Thursday, August 25, 2005

Pack up your troubles

(apologies that this is samey to the column below!)
IT WAS a great comfort to me to realise last week that, when it comes to letting my hair down and partying like it is (or was) 1999- I've still got what it takes.

The occasion? A child-free sojourn to sunny Scotland to visit my bestest Scottish mucker for a night on the town in the delightful town of Paisley and relive the wild and heady days of my youth by drinking alcopops, cosmopolitans and trying to sound posh when translating a menu in a rather snooty restaurant.
My two day break in sunny Scotland was designed to "de-fry me head" after a hectic six months at work and the pressure of dealing with an increasingly crazy toddler who has decided once again that sleep is for wimps.
Of course I felt a stab of guilt when I kissed the wee man goodbye before setting off to City of Derry Airport for my flight to Glasgow, but that quickly faded when, sat in departure lounge with the fabulous new Cathy Kelly book and a glass of finest Chardonnay I realised that no one would be making any demands of me for at least 24 hours. This was to be my time- time to remember that behind the mammy, the reporter, the daughter, the sister, the wife was still Claire- the person who liked nothing more than sinking down into a soft seat with a good book, a glass of wine and a Kit Kat Chunky.
Having spent the last few flights of my life (not that we are jetsetters or anything- we just have family in England) trying to physically restrain my child, it was a joy to sit in the seat of the wee plane which would ferry us over the sea to Scotland and allow myself to relax, gazing out of the window at the fields and sea below.
And it was yet more of a joy to arrive at Glasgow airport to be greeted by my lovely friend Vicki, who promptly announced it was time to go to the pub, having left her own brood in the careful care of their daddy.
Needless to say it felt just a little bit hedonistic and decadent to be sat in a bar at 5pm on a Tuesday evening, sipping blue WKD and talking about all sorts of nonsense. I knew I didn't have to be sensible, all I had to do was enjoy myself. (Needless to say we declined the chance to take part in said bar's regular pole dancing competition even though they promised that suitable underwear would be provided!).
We later moved on to a lovely restaurant where we decided to play the role of the Sex and the City starlets by ordering Cosmopolitans and a light bite and where we proceeded to talk the night away for another three or four hours until we reached the stage where, on standing up, we realised that the alcohol content of said cocktails must have been higher than we thought.

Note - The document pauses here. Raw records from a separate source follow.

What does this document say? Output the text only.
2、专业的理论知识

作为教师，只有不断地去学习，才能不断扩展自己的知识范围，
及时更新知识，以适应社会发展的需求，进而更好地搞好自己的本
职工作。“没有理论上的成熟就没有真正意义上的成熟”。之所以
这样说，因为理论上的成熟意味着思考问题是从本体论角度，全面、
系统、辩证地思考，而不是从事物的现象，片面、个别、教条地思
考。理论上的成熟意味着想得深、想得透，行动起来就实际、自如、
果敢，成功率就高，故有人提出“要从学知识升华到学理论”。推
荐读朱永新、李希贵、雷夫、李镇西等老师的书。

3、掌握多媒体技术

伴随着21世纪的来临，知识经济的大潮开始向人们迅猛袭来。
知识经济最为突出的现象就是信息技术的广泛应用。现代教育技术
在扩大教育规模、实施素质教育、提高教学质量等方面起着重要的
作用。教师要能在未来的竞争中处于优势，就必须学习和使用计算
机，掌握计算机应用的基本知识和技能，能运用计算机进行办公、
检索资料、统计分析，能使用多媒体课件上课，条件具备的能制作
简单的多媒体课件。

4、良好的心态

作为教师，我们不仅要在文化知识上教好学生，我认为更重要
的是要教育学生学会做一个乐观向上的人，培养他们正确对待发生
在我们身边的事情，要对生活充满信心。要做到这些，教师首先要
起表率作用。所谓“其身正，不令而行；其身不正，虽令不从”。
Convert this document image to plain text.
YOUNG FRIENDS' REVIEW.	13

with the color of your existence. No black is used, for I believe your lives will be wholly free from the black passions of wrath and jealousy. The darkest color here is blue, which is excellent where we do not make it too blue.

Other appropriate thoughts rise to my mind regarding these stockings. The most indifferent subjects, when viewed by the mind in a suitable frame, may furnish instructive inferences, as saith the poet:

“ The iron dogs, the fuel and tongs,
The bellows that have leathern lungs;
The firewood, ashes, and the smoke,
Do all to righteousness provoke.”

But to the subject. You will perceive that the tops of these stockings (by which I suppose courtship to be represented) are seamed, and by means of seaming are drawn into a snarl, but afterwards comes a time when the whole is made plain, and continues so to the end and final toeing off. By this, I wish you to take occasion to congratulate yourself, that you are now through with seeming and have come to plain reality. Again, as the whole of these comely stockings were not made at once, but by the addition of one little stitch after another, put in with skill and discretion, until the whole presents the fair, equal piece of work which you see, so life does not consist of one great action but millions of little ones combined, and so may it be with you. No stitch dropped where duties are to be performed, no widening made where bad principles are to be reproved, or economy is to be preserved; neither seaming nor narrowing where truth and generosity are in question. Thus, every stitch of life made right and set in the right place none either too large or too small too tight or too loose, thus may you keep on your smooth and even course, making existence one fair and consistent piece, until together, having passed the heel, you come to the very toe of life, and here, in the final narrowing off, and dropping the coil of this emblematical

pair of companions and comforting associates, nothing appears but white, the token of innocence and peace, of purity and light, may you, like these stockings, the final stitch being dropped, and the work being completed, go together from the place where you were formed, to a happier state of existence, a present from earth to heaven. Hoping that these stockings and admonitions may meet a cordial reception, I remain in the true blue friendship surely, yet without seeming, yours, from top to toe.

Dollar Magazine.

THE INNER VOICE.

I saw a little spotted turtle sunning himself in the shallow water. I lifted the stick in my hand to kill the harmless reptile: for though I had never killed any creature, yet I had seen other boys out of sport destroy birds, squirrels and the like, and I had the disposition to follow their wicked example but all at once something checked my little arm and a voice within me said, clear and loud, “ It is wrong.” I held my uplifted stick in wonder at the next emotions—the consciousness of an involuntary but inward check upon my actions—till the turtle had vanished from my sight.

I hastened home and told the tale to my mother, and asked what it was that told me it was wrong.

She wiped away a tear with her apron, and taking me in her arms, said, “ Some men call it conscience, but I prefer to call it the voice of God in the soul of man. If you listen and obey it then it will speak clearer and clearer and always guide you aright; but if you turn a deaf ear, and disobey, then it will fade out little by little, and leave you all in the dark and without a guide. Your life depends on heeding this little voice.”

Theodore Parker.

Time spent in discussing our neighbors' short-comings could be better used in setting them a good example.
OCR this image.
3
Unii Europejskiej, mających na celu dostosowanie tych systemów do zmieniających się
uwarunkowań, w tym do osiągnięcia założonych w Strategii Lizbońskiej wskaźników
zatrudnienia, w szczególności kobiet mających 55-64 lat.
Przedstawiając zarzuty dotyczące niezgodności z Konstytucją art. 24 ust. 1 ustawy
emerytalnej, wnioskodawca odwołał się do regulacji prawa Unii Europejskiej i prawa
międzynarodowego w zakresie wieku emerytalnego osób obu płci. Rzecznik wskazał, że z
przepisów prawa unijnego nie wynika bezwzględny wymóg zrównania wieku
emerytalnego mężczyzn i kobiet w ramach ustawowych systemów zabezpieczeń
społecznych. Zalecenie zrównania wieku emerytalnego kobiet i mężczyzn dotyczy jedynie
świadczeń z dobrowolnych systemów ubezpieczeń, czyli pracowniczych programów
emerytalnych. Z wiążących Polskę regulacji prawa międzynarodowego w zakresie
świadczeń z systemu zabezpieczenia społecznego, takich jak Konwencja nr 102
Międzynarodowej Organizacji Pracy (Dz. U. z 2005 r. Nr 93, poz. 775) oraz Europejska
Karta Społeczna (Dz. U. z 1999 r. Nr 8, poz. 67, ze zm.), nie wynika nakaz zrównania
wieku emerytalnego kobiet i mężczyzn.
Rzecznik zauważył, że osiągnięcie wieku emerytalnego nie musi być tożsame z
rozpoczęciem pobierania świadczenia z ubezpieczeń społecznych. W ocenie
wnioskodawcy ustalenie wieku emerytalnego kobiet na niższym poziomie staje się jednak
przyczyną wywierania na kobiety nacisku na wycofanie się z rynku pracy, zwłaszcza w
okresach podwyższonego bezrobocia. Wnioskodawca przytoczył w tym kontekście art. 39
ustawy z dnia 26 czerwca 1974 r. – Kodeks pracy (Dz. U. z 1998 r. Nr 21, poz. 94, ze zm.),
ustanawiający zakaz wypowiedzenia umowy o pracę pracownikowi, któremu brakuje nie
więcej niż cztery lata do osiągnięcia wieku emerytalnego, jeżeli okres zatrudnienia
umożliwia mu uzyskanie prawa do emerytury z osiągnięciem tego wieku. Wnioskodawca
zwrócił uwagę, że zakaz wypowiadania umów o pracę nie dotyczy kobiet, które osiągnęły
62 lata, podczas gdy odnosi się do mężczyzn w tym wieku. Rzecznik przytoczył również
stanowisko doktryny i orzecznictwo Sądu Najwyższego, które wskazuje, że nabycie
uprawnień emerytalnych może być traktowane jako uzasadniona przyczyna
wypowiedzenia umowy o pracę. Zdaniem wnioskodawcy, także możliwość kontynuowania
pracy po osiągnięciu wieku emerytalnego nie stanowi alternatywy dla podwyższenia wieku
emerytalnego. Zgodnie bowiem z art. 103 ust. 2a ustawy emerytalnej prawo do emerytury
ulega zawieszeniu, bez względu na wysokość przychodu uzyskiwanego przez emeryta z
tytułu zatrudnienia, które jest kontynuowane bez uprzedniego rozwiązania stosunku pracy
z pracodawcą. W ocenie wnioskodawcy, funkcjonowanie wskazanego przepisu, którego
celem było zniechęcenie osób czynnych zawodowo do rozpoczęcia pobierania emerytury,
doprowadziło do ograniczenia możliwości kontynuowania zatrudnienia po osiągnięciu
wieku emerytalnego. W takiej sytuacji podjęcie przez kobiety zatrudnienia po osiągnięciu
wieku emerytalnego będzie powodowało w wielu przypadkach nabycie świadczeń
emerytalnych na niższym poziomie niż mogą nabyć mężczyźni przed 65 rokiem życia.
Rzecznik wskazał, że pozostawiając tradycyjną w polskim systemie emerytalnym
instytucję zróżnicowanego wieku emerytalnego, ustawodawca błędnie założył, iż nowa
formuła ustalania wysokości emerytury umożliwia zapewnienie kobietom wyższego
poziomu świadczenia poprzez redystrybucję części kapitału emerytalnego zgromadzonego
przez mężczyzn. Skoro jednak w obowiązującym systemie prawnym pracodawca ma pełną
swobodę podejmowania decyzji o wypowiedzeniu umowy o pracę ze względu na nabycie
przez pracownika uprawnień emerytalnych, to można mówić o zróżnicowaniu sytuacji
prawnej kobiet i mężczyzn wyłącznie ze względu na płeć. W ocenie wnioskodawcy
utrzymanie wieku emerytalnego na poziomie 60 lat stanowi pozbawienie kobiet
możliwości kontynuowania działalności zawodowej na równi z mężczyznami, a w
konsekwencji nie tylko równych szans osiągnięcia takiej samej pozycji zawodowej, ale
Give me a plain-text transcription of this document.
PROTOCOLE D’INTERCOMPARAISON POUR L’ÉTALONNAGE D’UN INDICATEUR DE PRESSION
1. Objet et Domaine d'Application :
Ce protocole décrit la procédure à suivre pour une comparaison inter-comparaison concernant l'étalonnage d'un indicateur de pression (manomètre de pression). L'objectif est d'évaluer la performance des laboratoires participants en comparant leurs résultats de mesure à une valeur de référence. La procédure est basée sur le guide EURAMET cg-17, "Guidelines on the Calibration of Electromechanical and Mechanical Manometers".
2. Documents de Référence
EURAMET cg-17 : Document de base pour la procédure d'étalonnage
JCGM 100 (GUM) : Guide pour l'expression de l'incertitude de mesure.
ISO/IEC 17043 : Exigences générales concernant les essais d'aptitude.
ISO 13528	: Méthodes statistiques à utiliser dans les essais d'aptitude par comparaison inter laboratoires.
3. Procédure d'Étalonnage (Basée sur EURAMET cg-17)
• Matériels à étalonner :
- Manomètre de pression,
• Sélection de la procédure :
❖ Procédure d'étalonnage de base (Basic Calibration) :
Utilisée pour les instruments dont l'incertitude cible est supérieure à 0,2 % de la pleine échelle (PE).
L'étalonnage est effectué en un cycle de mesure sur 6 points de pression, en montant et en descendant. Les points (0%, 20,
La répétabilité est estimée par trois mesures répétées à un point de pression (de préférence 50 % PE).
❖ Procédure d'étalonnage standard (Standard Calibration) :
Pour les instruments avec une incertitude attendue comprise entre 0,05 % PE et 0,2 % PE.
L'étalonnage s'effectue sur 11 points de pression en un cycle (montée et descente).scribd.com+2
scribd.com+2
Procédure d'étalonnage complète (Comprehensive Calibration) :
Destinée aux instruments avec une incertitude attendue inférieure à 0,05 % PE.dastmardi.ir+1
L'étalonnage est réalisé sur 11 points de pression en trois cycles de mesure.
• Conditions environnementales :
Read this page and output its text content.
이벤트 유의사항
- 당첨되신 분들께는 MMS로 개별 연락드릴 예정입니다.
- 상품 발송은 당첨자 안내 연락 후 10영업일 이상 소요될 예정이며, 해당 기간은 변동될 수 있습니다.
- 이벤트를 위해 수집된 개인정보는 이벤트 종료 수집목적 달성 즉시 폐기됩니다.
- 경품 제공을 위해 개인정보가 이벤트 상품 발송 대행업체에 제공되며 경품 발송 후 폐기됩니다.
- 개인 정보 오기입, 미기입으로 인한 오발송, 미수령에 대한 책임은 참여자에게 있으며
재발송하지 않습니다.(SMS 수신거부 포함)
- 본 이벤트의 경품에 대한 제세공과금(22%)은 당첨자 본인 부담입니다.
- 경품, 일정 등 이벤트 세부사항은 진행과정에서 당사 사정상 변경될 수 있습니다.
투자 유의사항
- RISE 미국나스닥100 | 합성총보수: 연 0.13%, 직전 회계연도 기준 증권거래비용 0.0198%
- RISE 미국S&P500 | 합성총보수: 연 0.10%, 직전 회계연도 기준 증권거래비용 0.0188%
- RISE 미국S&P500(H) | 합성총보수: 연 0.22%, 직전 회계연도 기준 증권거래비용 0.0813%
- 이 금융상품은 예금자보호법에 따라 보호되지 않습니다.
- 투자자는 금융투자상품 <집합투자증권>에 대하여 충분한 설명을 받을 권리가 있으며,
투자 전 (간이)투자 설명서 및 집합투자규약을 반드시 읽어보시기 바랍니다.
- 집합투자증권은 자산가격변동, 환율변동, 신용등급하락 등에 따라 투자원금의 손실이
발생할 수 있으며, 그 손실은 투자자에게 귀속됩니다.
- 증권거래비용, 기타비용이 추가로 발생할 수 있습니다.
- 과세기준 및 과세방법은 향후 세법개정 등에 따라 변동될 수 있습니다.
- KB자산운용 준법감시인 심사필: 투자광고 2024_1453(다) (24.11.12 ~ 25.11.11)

A short taxi ride to Vicki's home, (during which time I didn't understand a single word said between my Scottish companion and the equally thick accented taxi driver), heralded the start of the next stage of our adventure which involved eating enough Galaxy chocolate to sink a small ship, practising the Cha Cha Slide and assuring Vicki's rather suspicious husband that we hadn't had that much to drink...honest.
After falling into bed at around 1.30am (record late night for me- I haven't seen half one by choice since my pregnancy days!) we woke the next day to enjoy a lovely cooked breakfast and a saunter around the shops with Vicki's three children in tow. I enjoyed hanging out at such shopping meccas such as Clearance Matalan (a must for dedicated shoppers) and Asda, whose clothes range is more than a little impressive.
I returned home to the bosom of my family that evening, less stressed, more relaxed and ready to take on the craziest toddler in the world once again. In fact the break did me so much good that upon arriving back at City of Derry I could hear my son shouting and giggling as he waited in arrivals and I had to stop myself from leaving my luggage behind just to run and get a cuddle from him.
Now, it's not that I don't enjoy being a parent or even that I don't enjoy work- but I do miss, on occasion, the relative freedom of life as a young 20 something student who, admittedly, didn't have two pennies to rub together but somehow managed anyway to go out two or three nights a week.
Last week I felt I needed to get away to allow myself to remember some of those heady days when life was certainly less complicated- if a little less colourful for my modern experiences.
The hangover, I'll admit, was hard to take and so I guess it's not the kind of life I could easily revert to and when I take time to appreciate what I do have then I'm glad my life has taken the path it has.
But it is nice some times to kick up your heels with a good friend, put the world to rights and leave your responsibilities behind if only for a short time. It doesn't make you a bad person or irresponsible in any way, just wise enough to know that recharging the batteries from time to time can be the perfect way to set yourself up for another stint at the grind stone, and another year of singing the theme song from "Fifi and the Flowertots" on a continuous loop.